NextITS pipeline usage examples

Quick Start

nextflow run vmikk/NextITS -r main \
  -profile singularity \
  -resume \
  --input          "pacbio_ccs.fastq.gz" \
  --barcodes       "sample_barcodes.fasta" \
  --primer_forward "GTACACACCGCCCGTCG" \
  --primer_reverse "CCTSCSCTTANTDATATGC" \
  --its_region     "full" \
  --blast_taxdb    "false" \
  --outdir         "Results"

Input data

Sequences

For PacBio data, NextITS requires a single FASTQ file (--input argument) with multiplexed samples.

Barcodes

For demultiplexing, sample barcodes (a.k.a. tags or indices) should be provided in a FASTA file and have the following format:

>RunID__Sample_01
ACAACACTCCGA
>RunID__Sample2
ACAAGTGCTGCT
>RunID__PosC
ACACAGTCCTGA

In NextITS, we use the SequencingRunID__SampleID naming convention (please note the double underscore separating RunID and SampleID parts). This naming scheme allows to easily trace back sequences, especially if the same sample was sequenced several times and is present in multiple sequencing runs. In the later steps, extracting the SampleID part and summarizing read counts for such samples is easy.

Sample naming

Please avoid non-ASCII symbols in RunID and SampleID,
and do not use the period symbol (.), as it represents the wildcard character in regular expressions.
Also, it is preferable not to start the sample name with a number.

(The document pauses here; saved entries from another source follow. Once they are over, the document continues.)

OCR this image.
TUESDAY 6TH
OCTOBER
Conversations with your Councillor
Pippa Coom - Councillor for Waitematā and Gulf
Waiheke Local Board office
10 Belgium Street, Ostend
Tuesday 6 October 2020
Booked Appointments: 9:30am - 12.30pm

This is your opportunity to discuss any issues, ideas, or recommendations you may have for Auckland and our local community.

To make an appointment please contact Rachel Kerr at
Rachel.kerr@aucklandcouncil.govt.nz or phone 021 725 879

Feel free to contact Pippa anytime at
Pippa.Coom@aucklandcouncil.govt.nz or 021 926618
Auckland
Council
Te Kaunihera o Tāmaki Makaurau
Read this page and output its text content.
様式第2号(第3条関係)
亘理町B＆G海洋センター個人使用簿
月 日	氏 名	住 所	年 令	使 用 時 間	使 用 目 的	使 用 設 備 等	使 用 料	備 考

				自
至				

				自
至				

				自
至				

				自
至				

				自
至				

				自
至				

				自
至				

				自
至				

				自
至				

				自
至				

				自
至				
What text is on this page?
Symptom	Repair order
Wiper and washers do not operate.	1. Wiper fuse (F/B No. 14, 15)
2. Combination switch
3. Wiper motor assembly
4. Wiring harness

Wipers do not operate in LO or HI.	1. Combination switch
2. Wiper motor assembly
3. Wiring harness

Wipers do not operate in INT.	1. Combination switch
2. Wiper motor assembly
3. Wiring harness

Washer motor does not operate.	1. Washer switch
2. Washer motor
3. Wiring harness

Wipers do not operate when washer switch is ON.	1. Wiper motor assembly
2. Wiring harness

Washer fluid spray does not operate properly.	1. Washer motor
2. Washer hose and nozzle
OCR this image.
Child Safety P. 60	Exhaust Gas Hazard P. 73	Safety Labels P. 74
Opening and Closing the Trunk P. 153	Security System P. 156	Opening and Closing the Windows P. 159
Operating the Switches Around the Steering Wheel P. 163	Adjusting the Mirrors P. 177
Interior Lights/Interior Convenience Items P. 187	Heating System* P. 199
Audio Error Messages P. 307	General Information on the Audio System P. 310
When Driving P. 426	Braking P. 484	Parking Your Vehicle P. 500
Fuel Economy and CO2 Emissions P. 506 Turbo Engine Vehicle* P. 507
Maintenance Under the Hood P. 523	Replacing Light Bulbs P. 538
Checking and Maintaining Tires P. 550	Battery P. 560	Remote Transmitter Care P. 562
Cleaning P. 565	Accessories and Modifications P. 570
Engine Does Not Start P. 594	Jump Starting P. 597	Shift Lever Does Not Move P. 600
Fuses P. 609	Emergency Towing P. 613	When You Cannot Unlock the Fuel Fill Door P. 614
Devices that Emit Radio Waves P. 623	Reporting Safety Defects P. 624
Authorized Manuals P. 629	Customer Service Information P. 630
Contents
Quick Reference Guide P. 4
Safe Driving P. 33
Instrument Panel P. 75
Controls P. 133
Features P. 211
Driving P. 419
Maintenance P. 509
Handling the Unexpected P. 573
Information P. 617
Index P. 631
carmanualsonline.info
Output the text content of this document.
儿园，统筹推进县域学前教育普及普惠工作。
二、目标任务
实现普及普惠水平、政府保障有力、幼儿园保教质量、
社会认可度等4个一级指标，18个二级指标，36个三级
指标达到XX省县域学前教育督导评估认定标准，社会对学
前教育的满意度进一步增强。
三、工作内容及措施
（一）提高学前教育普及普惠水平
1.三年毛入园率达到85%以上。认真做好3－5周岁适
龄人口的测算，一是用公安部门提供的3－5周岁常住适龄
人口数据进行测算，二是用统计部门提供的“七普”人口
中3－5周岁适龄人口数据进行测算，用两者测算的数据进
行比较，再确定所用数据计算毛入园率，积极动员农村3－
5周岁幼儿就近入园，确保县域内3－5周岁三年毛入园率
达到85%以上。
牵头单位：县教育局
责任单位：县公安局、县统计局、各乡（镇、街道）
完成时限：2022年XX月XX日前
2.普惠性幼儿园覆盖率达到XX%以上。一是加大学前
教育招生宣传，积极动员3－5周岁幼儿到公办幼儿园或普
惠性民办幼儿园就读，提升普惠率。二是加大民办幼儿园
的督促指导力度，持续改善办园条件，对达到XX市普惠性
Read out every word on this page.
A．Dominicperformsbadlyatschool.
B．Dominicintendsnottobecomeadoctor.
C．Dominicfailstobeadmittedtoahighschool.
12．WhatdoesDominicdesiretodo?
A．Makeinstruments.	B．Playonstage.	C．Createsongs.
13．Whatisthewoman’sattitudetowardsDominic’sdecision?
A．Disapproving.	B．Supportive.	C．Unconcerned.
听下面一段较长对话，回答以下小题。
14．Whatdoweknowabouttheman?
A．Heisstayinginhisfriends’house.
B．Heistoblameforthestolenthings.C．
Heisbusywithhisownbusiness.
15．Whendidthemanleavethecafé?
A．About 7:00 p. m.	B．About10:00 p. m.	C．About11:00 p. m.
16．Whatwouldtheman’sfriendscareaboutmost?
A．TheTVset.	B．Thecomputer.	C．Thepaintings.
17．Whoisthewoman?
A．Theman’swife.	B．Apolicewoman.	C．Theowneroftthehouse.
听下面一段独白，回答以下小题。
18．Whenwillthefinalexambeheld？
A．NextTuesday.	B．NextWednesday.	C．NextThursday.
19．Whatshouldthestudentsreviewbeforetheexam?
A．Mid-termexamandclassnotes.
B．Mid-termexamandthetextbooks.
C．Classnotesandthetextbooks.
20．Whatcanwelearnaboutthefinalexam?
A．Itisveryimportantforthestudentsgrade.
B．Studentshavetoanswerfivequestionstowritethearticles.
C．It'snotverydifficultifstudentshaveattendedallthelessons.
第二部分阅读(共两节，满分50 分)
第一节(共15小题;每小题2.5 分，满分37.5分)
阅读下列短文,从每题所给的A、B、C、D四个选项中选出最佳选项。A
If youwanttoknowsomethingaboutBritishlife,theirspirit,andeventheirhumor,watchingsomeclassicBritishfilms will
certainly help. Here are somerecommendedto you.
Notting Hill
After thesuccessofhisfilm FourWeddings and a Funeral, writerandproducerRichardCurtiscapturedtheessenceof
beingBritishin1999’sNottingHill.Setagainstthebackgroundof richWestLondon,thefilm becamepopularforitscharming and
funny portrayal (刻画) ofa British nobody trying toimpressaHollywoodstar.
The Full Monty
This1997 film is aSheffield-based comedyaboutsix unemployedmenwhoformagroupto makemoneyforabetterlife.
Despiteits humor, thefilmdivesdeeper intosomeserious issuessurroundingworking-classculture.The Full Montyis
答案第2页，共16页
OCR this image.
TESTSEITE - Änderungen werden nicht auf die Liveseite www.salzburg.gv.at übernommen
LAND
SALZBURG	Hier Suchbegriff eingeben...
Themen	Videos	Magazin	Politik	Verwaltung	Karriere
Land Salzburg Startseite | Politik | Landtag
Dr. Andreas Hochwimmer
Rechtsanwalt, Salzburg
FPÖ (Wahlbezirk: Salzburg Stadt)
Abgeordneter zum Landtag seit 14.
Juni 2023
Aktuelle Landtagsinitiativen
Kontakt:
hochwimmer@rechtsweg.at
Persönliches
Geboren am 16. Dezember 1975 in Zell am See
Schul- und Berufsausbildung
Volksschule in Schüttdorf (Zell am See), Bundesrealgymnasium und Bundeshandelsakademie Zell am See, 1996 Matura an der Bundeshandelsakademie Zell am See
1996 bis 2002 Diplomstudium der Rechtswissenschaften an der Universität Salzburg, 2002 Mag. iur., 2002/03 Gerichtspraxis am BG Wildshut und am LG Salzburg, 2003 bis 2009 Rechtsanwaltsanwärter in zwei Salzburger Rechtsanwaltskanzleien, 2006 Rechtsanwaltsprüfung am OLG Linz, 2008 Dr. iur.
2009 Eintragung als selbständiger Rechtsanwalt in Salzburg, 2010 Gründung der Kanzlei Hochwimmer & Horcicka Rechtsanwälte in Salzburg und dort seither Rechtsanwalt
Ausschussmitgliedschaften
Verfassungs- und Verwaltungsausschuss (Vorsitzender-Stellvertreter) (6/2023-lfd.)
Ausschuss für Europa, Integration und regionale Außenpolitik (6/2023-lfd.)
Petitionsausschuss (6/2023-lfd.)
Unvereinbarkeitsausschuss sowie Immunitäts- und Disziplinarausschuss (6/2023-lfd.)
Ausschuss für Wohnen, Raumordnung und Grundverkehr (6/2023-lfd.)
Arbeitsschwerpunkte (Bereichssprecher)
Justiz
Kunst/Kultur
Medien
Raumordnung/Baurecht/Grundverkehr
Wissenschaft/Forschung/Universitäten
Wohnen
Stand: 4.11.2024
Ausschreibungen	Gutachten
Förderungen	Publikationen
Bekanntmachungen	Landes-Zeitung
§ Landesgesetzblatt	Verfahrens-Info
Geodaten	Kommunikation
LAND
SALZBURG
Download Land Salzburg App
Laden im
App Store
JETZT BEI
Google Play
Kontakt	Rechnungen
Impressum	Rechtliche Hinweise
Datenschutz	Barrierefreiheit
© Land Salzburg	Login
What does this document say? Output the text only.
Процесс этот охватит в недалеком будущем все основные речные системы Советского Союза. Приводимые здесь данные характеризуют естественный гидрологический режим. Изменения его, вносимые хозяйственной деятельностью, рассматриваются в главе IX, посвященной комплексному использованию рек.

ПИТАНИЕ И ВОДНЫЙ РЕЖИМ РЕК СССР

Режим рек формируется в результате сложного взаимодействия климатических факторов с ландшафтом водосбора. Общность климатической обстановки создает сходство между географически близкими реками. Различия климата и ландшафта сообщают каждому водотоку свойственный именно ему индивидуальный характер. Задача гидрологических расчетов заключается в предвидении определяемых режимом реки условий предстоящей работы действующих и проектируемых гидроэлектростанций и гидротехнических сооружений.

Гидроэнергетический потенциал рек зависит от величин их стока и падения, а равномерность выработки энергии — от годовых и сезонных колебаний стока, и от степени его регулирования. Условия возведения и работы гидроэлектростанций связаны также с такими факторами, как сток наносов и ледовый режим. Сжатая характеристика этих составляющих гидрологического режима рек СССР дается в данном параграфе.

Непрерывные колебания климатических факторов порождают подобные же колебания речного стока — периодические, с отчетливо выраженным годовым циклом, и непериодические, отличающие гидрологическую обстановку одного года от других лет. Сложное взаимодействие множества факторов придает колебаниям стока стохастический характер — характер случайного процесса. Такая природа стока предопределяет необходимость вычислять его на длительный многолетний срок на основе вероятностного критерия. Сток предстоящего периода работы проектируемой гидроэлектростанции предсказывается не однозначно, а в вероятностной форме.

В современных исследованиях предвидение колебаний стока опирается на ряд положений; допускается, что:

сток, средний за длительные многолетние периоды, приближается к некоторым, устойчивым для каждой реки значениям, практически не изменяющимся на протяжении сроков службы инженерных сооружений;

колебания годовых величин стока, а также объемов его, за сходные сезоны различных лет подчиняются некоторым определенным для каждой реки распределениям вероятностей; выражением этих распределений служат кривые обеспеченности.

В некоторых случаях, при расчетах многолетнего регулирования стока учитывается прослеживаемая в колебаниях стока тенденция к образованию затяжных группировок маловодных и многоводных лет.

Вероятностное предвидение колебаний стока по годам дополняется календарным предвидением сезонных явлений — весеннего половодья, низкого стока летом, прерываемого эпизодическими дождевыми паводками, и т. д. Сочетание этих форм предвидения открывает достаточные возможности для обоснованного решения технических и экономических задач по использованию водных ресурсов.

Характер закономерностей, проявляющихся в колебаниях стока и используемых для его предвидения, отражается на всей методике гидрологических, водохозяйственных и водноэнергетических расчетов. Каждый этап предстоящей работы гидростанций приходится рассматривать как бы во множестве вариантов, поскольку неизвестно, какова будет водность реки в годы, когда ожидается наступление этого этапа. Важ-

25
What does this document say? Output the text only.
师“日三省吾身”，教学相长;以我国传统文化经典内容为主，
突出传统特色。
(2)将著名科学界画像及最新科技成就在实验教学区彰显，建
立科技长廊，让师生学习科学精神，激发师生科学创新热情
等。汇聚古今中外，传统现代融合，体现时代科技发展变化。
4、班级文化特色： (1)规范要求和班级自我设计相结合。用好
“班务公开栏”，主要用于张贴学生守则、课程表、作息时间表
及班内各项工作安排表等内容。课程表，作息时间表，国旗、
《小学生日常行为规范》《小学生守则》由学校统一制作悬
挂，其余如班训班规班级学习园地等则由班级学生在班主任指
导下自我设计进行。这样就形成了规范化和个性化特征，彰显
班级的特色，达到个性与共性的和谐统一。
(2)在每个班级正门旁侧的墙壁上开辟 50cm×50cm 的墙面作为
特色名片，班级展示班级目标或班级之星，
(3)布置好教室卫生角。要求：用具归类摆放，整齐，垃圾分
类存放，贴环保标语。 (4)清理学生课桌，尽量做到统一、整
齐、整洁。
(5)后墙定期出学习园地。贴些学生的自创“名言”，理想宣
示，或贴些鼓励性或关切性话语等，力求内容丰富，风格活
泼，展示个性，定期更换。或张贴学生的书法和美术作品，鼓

Demultiplexing of PacBio data is performed using lima software. To identify best-matching barcodes, lima computes the alignment score of each barcode. These scores depend on the barcode length. In NextITS, the default threshold for the minimum accepted score is provided with the expectation that barcodes have a length of 12 bp. If your barcodes are shorter or you use barcodes of different lengths, you may need to adjust the --lima_minscore parameter.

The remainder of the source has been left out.